Two unit vectors, \(\mathbf{a}_{1}\) and \(\mathbf{a}_{2}\), lie in the \(x y\) plane and pass through the origin. They make angles \(\phi_{1}\) and \(\phi_{2}\), respectively, with the \(x\) axis \((a)\) Express each vector in rectangular components; \((b)\) take the dot product and verify the trigonometric identity, \(\cos \left(\phi_{1}-\phi_{2}\right)=\cos \phi_{1} \cos \phi_{2}+\sin \phi_{1} \sin \phi_{2} ;(c)\) take the cross product and verify the trigonometric identity \(\sin \left(\phi_{2}-\phi_{1}\right)=\sin \phi_{2} \cos \phi_{1}-\cos \phi_{2} \sin \phi_{1}\)

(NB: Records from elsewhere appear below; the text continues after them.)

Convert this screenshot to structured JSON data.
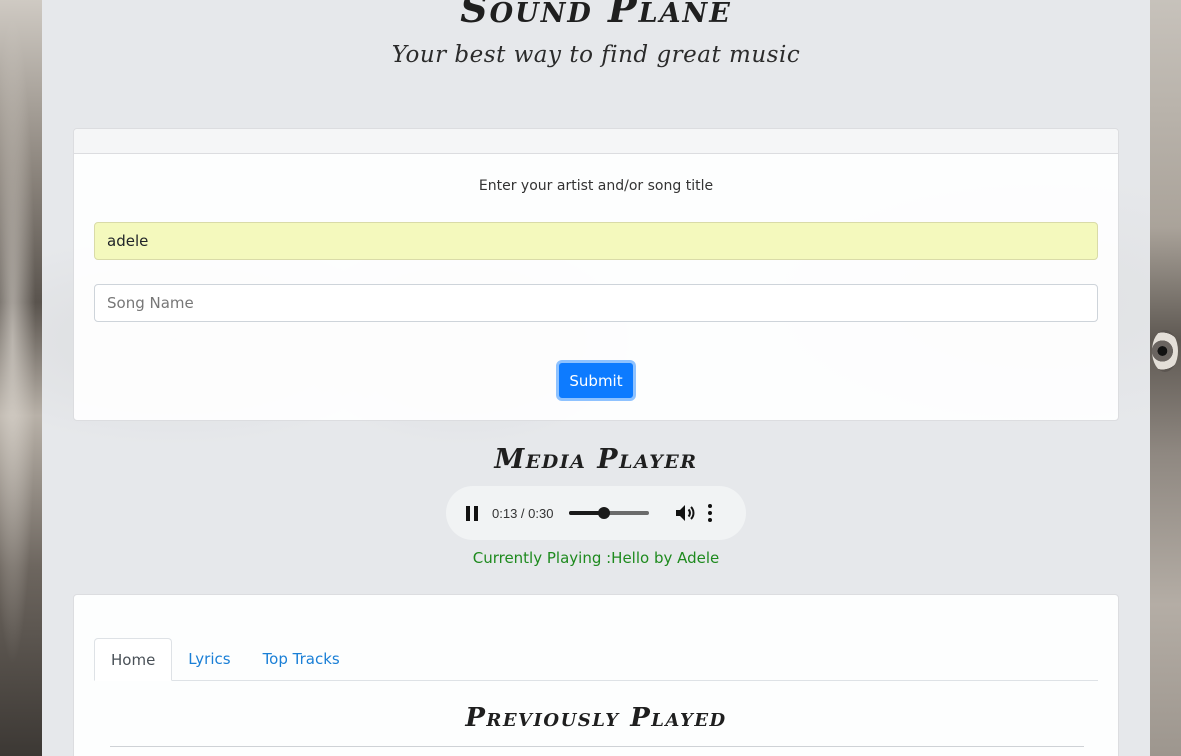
{
  "header": {
    "title": "Sound Plane",
    "subtitle": "Your best way to find great music"
  },
  "search": {
    "prompt": "Enter your artist and/or song title",
    "artist_value": "adele",
    "song_placeholder": "Song Name",
    "song_value": "",
    "submit_label": "Submit"
  },
  "media": {
    "title": "Media Player",
    "time_display": "0:13 / 0:30",
    "progress_fraction": 0.433,
    "now_playing": "Currently Playing :Hello by Adele"
  },
  "tabs": {
    "items": [
      {
        "label": "Home",
        "active": true
      },
      {
        "label": "Lyrics",
        "active": false
      },
      {
        "label": "Top Tracks",
        "active": false
      }
    ]
  },
  "previously_played": {
    "title": "Previously Played"
  },
  "colors": {
    "submit_button": "#0d7bff",
    "now_playing_text": "#1e8a1e",
    "tab_link": "#1a7fd6",
    "autofill_field": "#f4f9bd"
  },
  "icons": {
    "play_state": "pause-icon",
    "volume": "volume-icon",
    "menu": "more-vertical-icon"
  }
}
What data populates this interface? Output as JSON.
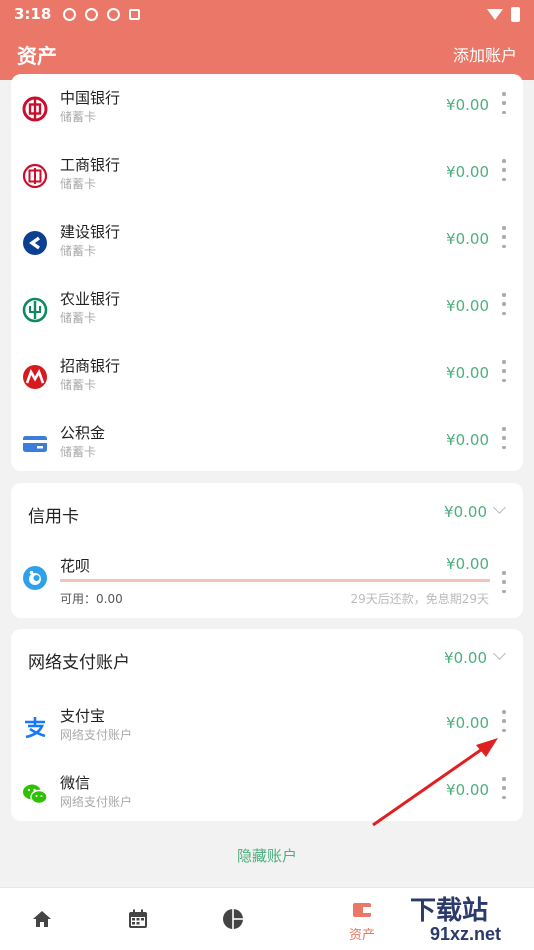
{
  "status_bar": {
    "time": "3:18"
  },
  "appbar": {
    "title": "资产",
    "add_account": "添加账户"
  },
  "debit_accounts": [
    {
      "name": "中国银行",
      "type": "储蓄卡",
      "amount": "¥0.00",
      "icon": "boc-icon",
      "color": "#c8102e"
    },
    {
      "name": "工商银行",
      "type": "储蓄卡",
      "amount": "¥0.00",
      "icon": "icbc-icon",
      "color": "#c8102e"
    },
    {
      "name": "建设银行",
      "type": "储蓄卡",
      "amount": "¥0.00",
      "icon": "ccb-icon",
      "color": "#0b3f92"
    },
    {
      "name": "农业银行",
      "type": "储蓄卡",
      "amount": "¥0.00",
      "icon": "abc-icon",
      "color": "#0f8a5f"
    },
    {
      "name": "招商银行",
      "type": "储蓄卡",
      "amount": "¥0.00",
      "icon": "cmb-icon",
      "color": "#d71920"
    },
    {
      "name": "公积金",
      "type": "储蓄卡",
      "amount": "¥0.00",
      "icon": "card-icon",
      "color": "#3b7ddd"
    }
  ],
  "credit_section": {
    "title": "信用卡",
    "total": "¥0.00",
    "items": [
      {
        "name": "花呗",
        "amount": "¥0.00",
        "available_label": "可用：0.00",
        "repay_info": "29天后还款，免息期29天",
        "icon": "huabei-icon",
        "color": "#2fa1e9",
        "usage_fraction": 0
      }
    ]
  },
  "online_section": {
    "title": "网络支付账户",
    "total": "¥0.00",
    "items": [
      {
        "name": "支付宝",
        "type": "网络支付账户",
        "amount": "¥0.00",
        "icon": "alipay-icon",
        "color": "#1677ff"
      },
      {
        "name": "微信",
        "type": "网络支付账户",
        "amount": "¥0.00",
        "icon": "wechat-icon",
        "color": "#2dc100"
      }
    ]
  },
  "hide_accounts": "隐藏账户",
  "bottom_nav": {
    "assets_label": "资产"
  },
  "watermark": {
    "line1": "下载站",
    "line2": "91xz.net"
  },
  "colors": {
    "accent": "#ea7767",
    "money": "#4caf7d"
  }
}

A field is given as \(\mathbf{G}=\left[25 /\left(x^{2}+y^{2}\right)\right]\left(x \mathbf{a}_{x}+y \mathbf{a}_{y}\right) .\) Find \((a)\) a unit vector in the direction of \(\mathbf{G}\) at \(P(3,4,-2) ;(b)\) the angle between \(\mathbf{G}\) and \(\mathbf{a}_{x}\) at \(P\); (c) the value of the following double integral on the plane \(y=7\). $$ \int_{0}^{4} \int_{0}^{2} \mathbf{G} \cdot \mathbf{a}_{y} d z d x $$

(a) Express the field \(\mathbf{D}=\left(x^{2}+y^{2}\right)^{-1}\left(x \mathbf{a}_{x}+y \mathbf{a}_{y}\right)\) in cylindrical components and cylindrical variables. ( \(b\) ) Evaluate \(\mathbf{D}\) at the point where \(\rho=2, \phi=0.2 \pi\), and \(z=5\), expressing the result in cylindrical and rectangular components.

Given the points \(M(0.1,-0.2,-0.1), N(-0.2,0.1,0.3)\), and \(P(0.4,0,0.1)\), find \((a)\) the vector \(\mathbf{R}_{M N} ;(b)\) the dot product \(\mathbf{R}_{M N} \cdot \mathbf{R}_{M P} ;(c)\) the scalar projection of \(\mathbf{R}_{M N}\) on \(\mathbf{R}_{M P} ;(d)\) the angle between \(\mathbf{R}_{M N}\) and \(\mathbf{R}_{M P}\).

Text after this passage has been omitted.